To many people, the idea of oral sex -- a blow job -- with a condom, well, sucks. But researchers in Spain looked at 135 heterosexual couples who had unprotected oral sex an estimated 19,000 times during a 10-year period. One partner -- male or female -- in each couple was HIV-positive, but no one became infected, according to the journal AIDS.
"I'm not going to say people can't get HIV from oral sex, but it's a low-risk activity," said a California researcher.
* Ten percent of young gay men in the United States may be infected with HIV, and nearly 80 percent of them have no idea they're sick, according to a study released at the 14th International AIDS Conference in Barcelona, Spain, in July. Blacks and Latinos were at the highest risk of being oblivious, but whites weren't far behind.
* Scientists continue to test HIV vaccines, and they expect results of the most advanced study sometime this year. More tests are expected in countries across the world.

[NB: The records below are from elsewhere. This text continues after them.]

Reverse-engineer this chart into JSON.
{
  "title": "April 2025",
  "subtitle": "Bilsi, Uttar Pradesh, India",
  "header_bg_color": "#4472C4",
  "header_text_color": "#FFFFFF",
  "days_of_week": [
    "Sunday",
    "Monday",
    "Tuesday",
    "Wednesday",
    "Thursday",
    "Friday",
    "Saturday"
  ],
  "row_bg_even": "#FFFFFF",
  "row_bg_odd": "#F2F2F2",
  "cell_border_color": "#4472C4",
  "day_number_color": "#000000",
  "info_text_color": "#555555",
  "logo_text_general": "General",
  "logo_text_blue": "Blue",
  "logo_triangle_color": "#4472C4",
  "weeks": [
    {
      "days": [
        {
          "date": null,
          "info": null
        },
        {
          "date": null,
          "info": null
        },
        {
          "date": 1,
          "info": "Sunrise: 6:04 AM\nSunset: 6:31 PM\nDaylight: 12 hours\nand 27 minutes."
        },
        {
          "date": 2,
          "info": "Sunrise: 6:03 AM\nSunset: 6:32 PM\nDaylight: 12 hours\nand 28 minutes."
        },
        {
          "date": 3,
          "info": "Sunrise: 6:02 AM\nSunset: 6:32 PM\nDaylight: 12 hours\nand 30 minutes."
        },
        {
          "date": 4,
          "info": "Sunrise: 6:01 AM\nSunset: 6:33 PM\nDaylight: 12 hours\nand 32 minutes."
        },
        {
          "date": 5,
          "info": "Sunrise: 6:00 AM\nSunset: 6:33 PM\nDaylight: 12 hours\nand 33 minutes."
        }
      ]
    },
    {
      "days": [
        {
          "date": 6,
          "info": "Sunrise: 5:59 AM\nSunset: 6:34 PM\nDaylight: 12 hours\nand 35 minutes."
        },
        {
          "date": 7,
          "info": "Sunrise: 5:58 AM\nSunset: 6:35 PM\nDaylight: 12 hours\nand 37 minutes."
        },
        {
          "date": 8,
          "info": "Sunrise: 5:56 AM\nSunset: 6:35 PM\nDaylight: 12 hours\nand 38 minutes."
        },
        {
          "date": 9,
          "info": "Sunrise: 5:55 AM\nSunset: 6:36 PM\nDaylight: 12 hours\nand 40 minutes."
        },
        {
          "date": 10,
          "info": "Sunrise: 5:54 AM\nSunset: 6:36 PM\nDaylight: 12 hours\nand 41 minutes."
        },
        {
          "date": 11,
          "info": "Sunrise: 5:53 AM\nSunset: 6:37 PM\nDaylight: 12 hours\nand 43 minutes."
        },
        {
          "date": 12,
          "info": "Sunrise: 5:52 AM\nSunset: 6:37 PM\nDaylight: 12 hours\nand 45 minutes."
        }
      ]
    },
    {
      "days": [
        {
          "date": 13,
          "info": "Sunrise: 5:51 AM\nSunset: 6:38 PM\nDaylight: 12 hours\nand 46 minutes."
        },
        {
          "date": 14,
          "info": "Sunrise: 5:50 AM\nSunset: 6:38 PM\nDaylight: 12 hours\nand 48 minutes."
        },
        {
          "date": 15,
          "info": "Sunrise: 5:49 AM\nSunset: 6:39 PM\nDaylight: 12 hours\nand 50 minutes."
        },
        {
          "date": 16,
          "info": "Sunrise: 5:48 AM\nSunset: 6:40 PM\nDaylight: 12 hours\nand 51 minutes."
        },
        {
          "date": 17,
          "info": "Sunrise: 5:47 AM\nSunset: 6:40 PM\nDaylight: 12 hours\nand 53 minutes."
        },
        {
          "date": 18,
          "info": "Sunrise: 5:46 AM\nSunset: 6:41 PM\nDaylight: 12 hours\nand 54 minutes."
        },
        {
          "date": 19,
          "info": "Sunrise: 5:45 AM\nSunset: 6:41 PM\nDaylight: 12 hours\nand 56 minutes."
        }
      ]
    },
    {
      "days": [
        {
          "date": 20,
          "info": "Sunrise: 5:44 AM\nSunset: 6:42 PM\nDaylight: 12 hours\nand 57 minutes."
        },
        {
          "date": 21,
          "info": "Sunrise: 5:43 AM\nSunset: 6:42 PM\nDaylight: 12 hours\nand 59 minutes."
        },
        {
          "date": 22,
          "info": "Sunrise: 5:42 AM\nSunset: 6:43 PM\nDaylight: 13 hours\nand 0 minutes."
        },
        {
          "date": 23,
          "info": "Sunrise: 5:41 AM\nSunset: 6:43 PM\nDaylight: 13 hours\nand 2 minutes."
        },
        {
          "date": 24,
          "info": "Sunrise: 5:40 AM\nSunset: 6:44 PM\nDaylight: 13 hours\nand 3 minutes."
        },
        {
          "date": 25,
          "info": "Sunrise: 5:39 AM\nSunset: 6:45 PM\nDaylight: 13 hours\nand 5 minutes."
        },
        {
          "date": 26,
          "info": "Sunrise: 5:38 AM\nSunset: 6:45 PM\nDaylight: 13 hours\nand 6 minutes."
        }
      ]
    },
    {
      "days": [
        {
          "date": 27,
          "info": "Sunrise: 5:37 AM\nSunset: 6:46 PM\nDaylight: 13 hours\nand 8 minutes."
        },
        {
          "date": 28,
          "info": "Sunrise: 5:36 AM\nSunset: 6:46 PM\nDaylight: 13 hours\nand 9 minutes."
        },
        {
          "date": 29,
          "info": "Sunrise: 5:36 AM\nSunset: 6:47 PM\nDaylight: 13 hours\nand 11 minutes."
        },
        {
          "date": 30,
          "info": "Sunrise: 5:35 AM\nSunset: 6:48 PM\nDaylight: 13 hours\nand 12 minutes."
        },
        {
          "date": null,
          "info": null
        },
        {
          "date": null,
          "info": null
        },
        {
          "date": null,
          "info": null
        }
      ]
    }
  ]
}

But researchers at the U.S. Conference on AIDS in September said they fear that gay men, blacks and IV drug users in the United States will be resistant to vaccine tests because many distrust the government. "There are social and political challenges," a federal official said.
* More HIV patients are developing resistance to AIDS drugs, requiring doctors to tinker with their "cocktails" to keep them alive, according to a July report in the Journal of the American Medical Association. Researchers found that 27 percent of HIV patients were resistant to at least one drug, but the rise of a "superbug" -- immune to all three main types of AIDS medications -- appears to still be on the horizon.
* While some AIDS patients and activists scoff at the idea, doctors have warned for years that HIV patients could "reinfect" themselves if they had unprotected sex (or "barebacked") with another HIV-positive person. Apparently, reinfection can indeed happen: researchers have reported three cases of men who came down with second strains of HIV.
"The bottom line is that even consenting partners who are both infected should practice safe sex," said a Harvard Medical School doctor in a letter to the journal Nature in November.
* Two out of three HIV patients are turning to some form of alternative medicine, according to research released at the annual meeting of the American Psychological Association in August.
Half of those surveyed said they were taking alternative multivitamins, 24 percent used Chinese herbs or botanicals, 17 percent used mineral supplements and 7 percent took garlic. Experts warned patients to be up front with their doctors about what they're taking.
* In September, transgender people made their first appearance ever in front of the microphones at a national HIV conference. Before an attentive audience, activists called for more attention to the HIV risks facing the transgender community.
"There are no funds to target transgenders, there's no data, there's no tracking," one activist said. "We don't know how big or small the numbers are. It's a population that doesn't exist."